Alexandra Lange
Architecture & design critic

Portfolio | Centro Urbano Presidente Aleman

Visiting two Barragan houses was a dream, but the Harvard Graduate School of Design studio with which I traveled to Mexico this spring was exploring different mechanisms for low-income housing. We looked at a number of examples of mass housing, the earliest being the Centro Urbano Presidente Aleman (known as CUPA, coo-pa), designed by Mario Pani and built in 1949. The complex includes six thirteen-story towers, zig-zags rather than slabs, as well as six three-story rectangular buildings and a variety of recreational buildings and open spaces. For those versed in modern architecture, the Corbusian precedents are obvious: bi-level apartments, outdoor streets in the sky, the combination of low- and high-rise, and the buildings a redent. Here are towers in the park, but in Mexico City the park (thanks to the climate) is lush and green, the flower boxes along those open passages are full, and the idea of a public sitting room thirteen stories up doesn’t seem like such a terrible prospect. The exterior language is inflected toward a Mexican vernacular, the concrete frame roughly textured, with infill panels of brick.

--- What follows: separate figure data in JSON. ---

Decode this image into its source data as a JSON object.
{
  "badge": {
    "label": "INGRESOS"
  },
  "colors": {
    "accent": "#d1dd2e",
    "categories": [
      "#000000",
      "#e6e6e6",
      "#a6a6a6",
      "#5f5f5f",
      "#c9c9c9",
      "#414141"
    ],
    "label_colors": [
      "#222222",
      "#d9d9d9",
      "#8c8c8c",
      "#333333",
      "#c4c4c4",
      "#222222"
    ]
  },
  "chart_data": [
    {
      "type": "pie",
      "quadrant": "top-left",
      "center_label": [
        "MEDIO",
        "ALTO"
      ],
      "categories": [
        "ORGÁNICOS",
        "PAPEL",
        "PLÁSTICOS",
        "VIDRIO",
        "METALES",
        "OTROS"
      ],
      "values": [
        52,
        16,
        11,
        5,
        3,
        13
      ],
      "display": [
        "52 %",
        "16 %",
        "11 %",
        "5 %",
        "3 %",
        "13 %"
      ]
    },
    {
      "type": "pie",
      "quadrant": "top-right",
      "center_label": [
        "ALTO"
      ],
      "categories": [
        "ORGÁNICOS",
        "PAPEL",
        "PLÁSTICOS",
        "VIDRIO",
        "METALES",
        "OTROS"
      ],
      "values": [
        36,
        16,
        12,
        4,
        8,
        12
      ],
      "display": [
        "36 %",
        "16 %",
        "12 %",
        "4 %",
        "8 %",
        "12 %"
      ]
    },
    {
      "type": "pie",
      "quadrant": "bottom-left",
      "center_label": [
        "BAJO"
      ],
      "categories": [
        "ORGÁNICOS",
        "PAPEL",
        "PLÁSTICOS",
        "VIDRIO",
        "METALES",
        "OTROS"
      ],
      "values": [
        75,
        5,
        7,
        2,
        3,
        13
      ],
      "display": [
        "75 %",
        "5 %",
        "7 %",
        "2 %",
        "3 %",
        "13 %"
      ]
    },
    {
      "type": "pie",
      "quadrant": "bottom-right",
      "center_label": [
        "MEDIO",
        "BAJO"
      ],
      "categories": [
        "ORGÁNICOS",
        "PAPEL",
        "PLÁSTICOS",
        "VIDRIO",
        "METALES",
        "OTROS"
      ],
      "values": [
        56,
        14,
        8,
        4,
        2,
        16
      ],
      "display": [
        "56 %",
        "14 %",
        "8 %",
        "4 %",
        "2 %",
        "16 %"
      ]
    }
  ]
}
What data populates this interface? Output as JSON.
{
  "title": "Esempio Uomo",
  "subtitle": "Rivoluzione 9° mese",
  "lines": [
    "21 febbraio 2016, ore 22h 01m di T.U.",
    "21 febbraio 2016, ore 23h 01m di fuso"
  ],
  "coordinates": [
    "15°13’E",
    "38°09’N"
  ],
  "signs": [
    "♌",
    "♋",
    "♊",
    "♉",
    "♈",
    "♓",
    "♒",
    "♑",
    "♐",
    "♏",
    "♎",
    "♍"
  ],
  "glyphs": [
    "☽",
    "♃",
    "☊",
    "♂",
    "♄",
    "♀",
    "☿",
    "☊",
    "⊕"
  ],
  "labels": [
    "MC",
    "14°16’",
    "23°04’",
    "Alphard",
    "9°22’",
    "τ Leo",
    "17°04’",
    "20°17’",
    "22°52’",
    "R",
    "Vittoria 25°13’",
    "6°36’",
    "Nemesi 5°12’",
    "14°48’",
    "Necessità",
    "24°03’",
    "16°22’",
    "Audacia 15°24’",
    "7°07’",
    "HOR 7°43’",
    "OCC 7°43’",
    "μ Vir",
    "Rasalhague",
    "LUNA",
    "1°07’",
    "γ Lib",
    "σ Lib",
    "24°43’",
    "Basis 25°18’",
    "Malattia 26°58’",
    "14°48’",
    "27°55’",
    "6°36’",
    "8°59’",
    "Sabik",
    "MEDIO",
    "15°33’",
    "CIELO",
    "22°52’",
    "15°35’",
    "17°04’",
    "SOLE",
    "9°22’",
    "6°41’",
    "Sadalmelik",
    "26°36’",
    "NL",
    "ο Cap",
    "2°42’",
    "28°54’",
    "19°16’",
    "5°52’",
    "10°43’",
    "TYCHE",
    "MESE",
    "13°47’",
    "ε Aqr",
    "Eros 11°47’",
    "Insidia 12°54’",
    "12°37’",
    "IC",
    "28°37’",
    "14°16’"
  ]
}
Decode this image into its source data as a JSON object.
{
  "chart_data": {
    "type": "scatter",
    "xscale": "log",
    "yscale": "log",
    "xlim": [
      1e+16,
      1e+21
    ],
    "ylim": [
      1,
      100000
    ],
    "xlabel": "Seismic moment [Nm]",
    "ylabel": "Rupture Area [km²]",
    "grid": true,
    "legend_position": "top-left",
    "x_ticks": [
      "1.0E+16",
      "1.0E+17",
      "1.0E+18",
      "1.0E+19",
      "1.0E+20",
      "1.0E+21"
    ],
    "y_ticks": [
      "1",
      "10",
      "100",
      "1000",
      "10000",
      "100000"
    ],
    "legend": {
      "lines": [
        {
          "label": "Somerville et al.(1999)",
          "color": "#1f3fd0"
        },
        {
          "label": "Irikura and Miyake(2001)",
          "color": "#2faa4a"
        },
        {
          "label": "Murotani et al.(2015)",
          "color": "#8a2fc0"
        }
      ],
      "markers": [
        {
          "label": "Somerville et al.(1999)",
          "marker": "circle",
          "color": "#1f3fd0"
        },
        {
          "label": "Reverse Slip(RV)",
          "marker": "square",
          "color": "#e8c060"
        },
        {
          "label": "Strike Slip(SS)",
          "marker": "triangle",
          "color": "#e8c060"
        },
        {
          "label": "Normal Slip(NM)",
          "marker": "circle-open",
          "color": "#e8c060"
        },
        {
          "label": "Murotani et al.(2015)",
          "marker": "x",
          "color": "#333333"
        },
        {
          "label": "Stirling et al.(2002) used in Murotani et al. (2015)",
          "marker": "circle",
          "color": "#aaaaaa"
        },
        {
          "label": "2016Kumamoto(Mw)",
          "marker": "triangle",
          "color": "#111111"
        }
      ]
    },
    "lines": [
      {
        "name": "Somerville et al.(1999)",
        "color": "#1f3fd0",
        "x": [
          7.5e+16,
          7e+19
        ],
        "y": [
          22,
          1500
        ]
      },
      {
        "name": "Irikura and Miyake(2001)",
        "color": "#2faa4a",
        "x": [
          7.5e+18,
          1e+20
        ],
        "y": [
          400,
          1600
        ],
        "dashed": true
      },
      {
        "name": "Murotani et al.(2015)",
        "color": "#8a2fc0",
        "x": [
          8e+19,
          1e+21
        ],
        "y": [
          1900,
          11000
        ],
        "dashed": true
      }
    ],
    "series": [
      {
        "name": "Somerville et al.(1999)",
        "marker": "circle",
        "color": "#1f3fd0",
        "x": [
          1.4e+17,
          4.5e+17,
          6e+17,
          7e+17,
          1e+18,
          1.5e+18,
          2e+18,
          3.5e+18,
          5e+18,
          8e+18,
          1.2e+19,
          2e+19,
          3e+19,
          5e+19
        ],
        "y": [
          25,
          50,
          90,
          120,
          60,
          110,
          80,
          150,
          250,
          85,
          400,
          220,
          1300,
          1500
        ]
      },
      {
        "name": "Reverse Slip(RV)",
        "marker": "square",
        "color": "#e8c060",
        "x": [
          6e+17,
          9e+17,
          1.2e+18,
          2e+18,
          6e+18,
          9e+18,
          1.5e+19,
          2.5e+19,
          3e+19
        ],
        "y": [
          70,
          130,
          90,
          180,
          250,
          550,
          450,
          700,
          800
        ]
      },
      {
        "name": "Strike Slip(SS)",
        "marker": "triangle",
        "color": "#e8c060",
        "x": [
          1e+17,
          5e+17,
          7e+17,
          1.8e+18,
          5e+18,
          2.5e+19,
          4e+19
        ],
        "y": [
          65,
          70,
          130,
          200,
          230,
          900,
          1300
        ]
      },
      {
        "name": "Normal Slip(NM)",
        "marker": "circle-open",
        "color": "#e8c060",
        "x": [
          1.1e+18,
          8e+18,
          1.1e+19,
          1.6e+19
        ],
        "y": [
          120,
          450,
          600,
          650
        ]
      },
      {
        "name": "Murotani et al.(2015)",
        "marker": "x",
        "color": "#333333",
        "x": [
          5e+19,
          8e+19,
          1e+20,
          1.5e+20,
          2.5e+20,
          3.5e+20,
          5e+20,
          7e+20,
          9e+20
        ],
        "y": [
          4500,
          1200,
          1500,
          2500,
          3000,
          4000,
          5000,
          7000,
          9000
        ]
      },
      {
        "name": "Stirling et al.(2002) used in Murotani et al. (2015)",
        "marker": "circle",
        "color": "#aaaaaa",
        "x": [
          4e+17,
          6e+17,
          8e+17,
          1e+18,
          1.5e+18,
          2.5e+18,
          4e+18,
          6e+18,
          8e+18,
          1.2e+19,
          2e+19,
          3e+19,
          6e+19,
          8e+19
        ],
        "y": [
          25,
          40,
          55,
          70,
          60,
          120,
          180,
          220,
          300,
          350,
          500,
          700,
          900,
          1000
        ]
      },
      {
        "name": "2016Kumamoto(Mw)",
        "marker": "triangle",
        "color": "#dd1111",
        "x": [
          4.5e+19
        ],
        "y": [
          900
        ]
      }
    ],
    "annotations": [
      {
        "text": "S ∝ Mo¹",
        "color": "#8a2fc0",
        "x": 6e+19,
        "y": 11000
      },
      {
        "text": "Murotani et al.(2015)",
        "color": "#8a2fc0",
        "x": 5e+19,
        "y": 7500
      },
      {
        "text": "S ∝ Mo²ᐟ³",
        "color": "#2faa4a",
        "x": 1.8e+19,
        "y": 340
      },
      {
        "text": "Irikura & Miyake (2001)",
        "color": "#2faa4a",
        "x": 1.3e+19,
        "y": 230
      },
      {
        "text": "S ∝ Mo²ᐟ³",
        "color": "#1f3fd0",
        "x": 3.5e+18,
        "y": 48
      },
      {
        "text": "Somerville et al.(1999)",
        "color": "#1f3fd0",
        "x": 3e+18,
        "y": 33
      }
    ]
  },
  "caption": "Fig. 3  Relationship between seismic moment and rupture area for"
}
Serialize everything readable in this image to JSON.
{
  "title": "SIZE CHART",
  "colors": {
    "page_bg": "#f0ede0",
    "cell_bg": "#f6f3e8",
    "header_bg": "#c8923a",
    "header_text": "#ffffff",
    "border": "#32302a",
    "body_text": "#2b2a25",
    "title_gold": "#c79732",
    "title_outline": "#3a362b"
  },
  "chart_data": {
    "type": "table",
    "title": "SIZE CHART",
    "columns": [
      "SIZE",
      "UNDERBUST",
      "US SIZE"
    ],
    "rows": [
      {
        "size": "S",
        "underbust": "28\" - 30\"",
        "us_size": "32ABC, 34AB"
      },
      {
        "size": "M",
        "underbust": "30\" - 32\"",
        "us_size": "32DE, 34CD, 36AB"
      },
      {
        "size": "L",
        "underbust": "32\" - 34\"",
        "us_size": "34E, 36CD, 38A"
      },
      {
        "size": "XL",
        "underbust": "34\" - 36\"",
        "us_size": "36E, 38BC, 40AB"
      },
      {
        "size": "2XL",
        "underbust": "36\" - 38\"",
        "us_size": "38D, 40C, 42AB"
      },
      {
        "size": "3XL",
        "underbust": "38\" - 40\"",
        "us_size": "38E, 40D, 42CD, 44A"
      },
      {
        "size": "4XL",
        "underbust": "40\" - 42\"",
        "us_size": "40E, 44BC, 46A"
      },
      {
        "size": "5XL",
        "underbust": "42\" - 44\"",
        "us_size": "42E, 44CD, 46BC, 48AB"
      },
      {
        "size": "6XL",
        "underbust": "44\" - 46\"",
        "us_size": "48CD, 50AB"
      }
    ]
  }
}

In the strip windows overlooking the passages, one could see lace curtains and religious icons. As with so many early modernist developments, in Latin America as well as Europe, the complex’s longtime residents had made it their own.

By all accounts CUPA has been the rare stable example of such mass housing in the region; considered “gargantuan” when it was built to house 5000 people on land designated for 200 single-family houses, it now looks far more reasonable. Stable because residents have stayed by choice, stable because it survived the earthquake of 1985, which destroyed a number of the slabs at Pani’s later, more massive, more troubled Conjunto Urbano Nonoalco Tlatelolco. Justin McGuirk starts his new book, Radical Cities, in Tlatelolco, completed in 1964, and describes it thusly: “Tlatelolco took the modernist idea of social housing to its logical, many would say absurd, conclusion. If, in the mid twentieth century, the city of the future would comprise rows of megablocks sitting in parks and gardens, then the future looked like Tlatelolco.”

It was interesting to see the complex turned into a modern graphic, as at the laundromat on its first floor, as well as to see it remodeled, by one architect-in-residence, into a true representation of International Style decor, with a George Nelson clock and a Marimekko apron. The one complaint we heard on our (admittedly short) visit was that, at certain times of day, you couldn’t take the elevators: the unionized operators did not want to stagger their breaks. So we walked up the outdoor staircases. For more reading in English, there is Adam Kaasa’s Appearing In or Out of Time and the February 2003 A+U.